2 Previously filed with Amendment No. 1 to the Schedule TO on August 23, 2012.

3 Previously filed with Amendment No. 2 to the Schedule TO on August 31, 2012

 


Exhibit (a)(7)

N E W S   R E L E A S E

 

         
CONTACT:   Martina Linders                                  FOR IMMEDIATE RELEASE
    (312) 279-1430   September 10, 2012


ELS ANNOUNCES SUCCESSFUL COMPLETION AND PRELIMINARY RESULTS OF TENDER OFFER FOR SHARES OF ITS SERIES A PREFERRED STOCK

CHICAGO, IL – September 10, 2012 – Equity LifeStyle Properties, Inc. (NYSE: ELS) (the “Company”) today announced that its offer (the “Offer”) to acquire all of the 8,000,000 outstanding shares of its 8.034% Series A Cumulative Redeemable Perpetual Preferred Stock, par value $0.01 per share (the “Series A Shares”), has expired, that the Company has determined that the conditions of the Offer have been satisfied, and that the Company has accepted for purchase all of the Series A Shares that were validly tendered and not withdrawn before the expiration of the Offer. Based on preliminary results provided by the depositary for the Offer, the number of Series A Shares accepted for purchase is approximately 5.4 million, representing approximately 68% of the outstanding Series A Shares.
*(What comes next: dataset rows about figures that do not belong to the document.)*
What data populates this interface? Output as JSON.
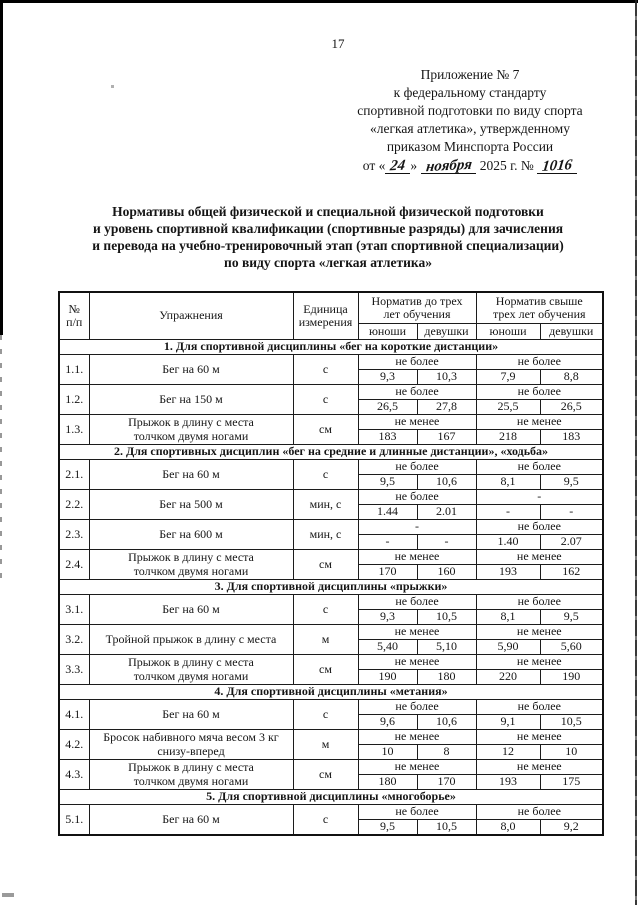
{
  "colors": {
    "ink": "#151515",
    "paper": "#ffffff"
  },
  "page": {
    "number": "17",
    "appendix": {
      "lines": [
        "Приложение № 7",
        "к федеральному стандарту",
        "спортивной подготовки по виду спорта",
        "«легкая атлетика», утвержденному",
        "приказом Минспорта России"
      ],
      "date_line": {
        "prefix": "от «",
        "day": "24",
        "close_quote": "»",
        "month": "ноября",
        "year_part": "2025 г. №",
        "number": "1016"
      }
    },
    "title_lines": [
      "Нормативы общей физической и специальной физической подготовки",
      "и уровень спортивной квалификации (спортивные разряды) для зачисления",
      "и перевода на учебно-тренировочный этап (этап спортивной специализации)",
      "по виду спорта «легкая атлетика»"
    ]
  },
  "table": {
    "header": {
      "col_num": [
        "№",
        "п/п"
      ],
      "col_exercise": "Упражнения",
      "col_unit": [
        "Единица",
        "измерения"
      ],
      "col_group1": [
        "Норматив до трех",
        "лет обучения"
      ],
      "col_group2": [
        "Норматив свыше",
        "трех лет обучения"
      ],
      "col_boys": "юноши",
      "col_girls": "девушки"
    },
    "sections": [
      {
        "title": "1. Для спортивной дисциплины «бег на короткие дистанции»",
        "rows": [
          {
            "num": "1.1.",
            "exercise": [
              "Бег на 60 м"
            ],
            "unit": "с",
            "group1": {
              "label": "не более",
              "boys": "9,3",
              "girls": "10,3"
            },
            "group2": {
              "label": "не более",
              "boys": "7,9",
              "girls": "8,8"
            }
          },
          {
            "num": "1.2.",
            "exercise": [
              "Бег на 150 м"
            ],
            "unit": "с",
            "group1": {
              "label": "не более",
              "boys": "26,5",
              "girls": "27,8"
            },
            "group2": {
              "label": "не более",
              "boys": "25,5",
              "girls": "26,5"
            }
          },
          {
            "num": "1.3.",
            "exercise": [
              "Прыжок в длину с места",
              "толчком двумя ногами"
            ],
            "unit": "см",
            "group1": {
              "label": "не менее",
              "boys": "183",
              "girls": "167"
            },
            "group2": {
              "label": "не менее",
              "boys": "218",
              "girls": "183"
            }
          }
        ]
      },
      {
        "title": "2. Для спортивных дисциплин «бег на средние и длинные дистанции», «ходьба»",
        "rows": [
          {
            "num": "2.1.",
            "exercise": [
              "Бег на 60 м"
            ],
            "unit": "с",
            "group1": {
              "label": "не более",
              "boys": "9,5",
              "girls": "10,6"
            },
            "group2": {
              "label": "не более",
              "boys": "8,1",
              "girls": "9,5"
            }
          },
          {
            "num": "2.2.",
            "exercise": [
              "Бег на 500 м"
            ],
            "unit": "мин, с",
            "group1": {
              "label": "не более",
              "boys": "1.44",
              "girls": "2.01"
            },
            "group2": {
              "label": "-",
              "boys": "-",
              "girls": "-"
            }
          },
          {
            "num": "2.3.",
            "exercise": [
              "Бег на 600 м"
            ],
            "unit": "мин, с",
            "group1": {
              "label": "-",
              "boys": "-",
              "girls": "-"
            },
            "group2": {
              "label": "не более",
              "boys": "1.40",
              "girls": "2.07"
            }
          },
          {
            "num": "2.4.",
            "exercise": [
              "Прыжок в длину с места",
              "толчком двумя ногами"
            ],
            "unit": "см",
            "group1": {
              "label": "не менее",
              "boys": "170",
              "girls": "160"
            },
            "group2": {
              "label": "не менее",
              "boys": "193",
              "girls": "162"
            }
          }
        ]
      },
      {
        "title": "3. Для спортивной дисциплины «прыжки»",
        "rows": [
          {
            "num": "3.1.",
            "exercise": [
              "Бег на 60 м"
            ],
            "unit": "с",
            "group1": {
              "label": "не более",
              "boys": "9,3",
              "girls": "10,5"
            },
            "group2": {
              "label": "не более",
              "boys": "8,1",
              "girls": "9,5"
            }
          },
          {
            "num": "3.2.",
            "exercise": [
              "Тройной прыжок в длину с места"
            ],
            "unit": "м",
            "group1": {
              "label": "не менее",
              "boys": "5,40",
              "girls": "5,10"
            },
            "group2": {
              "label": "не менее",
              "boys": "5,90",
              "girls": "5,60"
            }
          },
          {
            "num": "3.3.",
            "exercise": [
              "Прыжок в длину с места",
              "толчком двумя ногами"
            ],
            "unit": "см",
            "group1": {
              "label": "не менее",
              "boys": "190",
              "girls": "180"
            },
            "group2": {
              "label": "не менее",
              "boys": "220",
              "girls": "190"
            }
          }
        ]
      },
      {
        "title": "4. Для спортивной дисциплины «метания»",
        "rows": [
          {
            "num": "4.1.",
            "exercise": [
              "Бег на 60 м"
            ],
            "unit": "с",
            "group1": {
              "label": "не более",
              "boys": "9,6",
              "girls": "10,6"
            },
            "group2": {
              "label": "не более",
              "boys": "9,1",
              "girls": "10,5"
            }
          },
          {
            "num": "4.2.",
            "exercise": [
              "Бросок набивного мяча весом 3 кг",
              "снизу-вперед"
            ],
            "unit": "м",
            "group1": {
              "label": "не менее",
              "boys": "10",
              "girls": "8"
            },
            "group2": {
              "label": "не менее",
              "boys": "12",
              "girls": "10"
            }
          },
          {
            "num": "4.3.",
            "exercise": [
              "Прыжок в длину с места",
              "толчком двумя ногами"
            ],
            "unit": "см",
            "group1": {
              "label": "не менее",
              "boys": "180",
              "girls": "170"
            },
            "group2": {
              "label": "не менее",
              "boys": "193",
              "girls": "175"
            }
          }
        ]
      },
      {
        "title": "5. Для спортивной дисциплины «многоборье»",
        "rows": [
          {
            "num": "5.1.",
            "exercise": [
              "Бег на 60 м"
            ],
            "unit": "с",
            "group1": {
              "label": "не более",
              "boys": "9,5",
              "girls": "10,5"
            },
            "group2": {
              "label": "не более",
              "boys": "8,0",
              "girls": "9,2"
            }
          }
        ]
      }
    ]
  }
}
Pursuant to the terms of the Offer, the consideration payable for each validly tendered Series A Share consists of (i) one newly issued depositary share (each a “Depositary Share”) representing 1/100th of a share of the Company’s newly created 6.75% Series C Cumulative Redeemable Perpetual Preferred Stock, par value $0.01 per share with a liquidation value equal to $25.00 per Depositary Share, plus (ii) cash in an amount equal to the amount of all unpaid dividends accrued on such tendered Series A Share through and including the expiration of the Offer (estimated to be approximately $0.3849625 per Series A Share). The Company intends to arrange for delivery of the Offer Consideration as soon as practicable.

The Company’s President and CFO Marguerite Nader commented, “I am very pleased with the results of this exchange offer. The exchange offer resulted in an attractive yield on our new issue of preferred stock with significantly lower transaction costs, while at the same time benefiting both our existing preferred and common shareholders. It is a win-win for the Company.”

The Company has retained MacKenzie Partners, Inc. to serve as Information Agent in connection with the Offer. Requests for documents and questions regarding the Offer may be directed to MacKenzie Partners, Inc. at (800) 322-2885. The Schedule TO, Offer to Exchange, Letter of Transmittal and certain other documents related to the Offer are filed with the SEC and may be obtained for free at the SEC’s website, www.sec.gov.

About the Company

Equity LifeStyle Properties, Inc. is a fully integrated owner and operator of lifestyle-oriented properties and owns or has an interest, as of September 10, 2012, in 382 quality properties in 32 states and British Columbia consisting of 141,077 sites. The Company is a self-administered, self-managed, real estate investment trust (REIT) with headquarters in Chicago.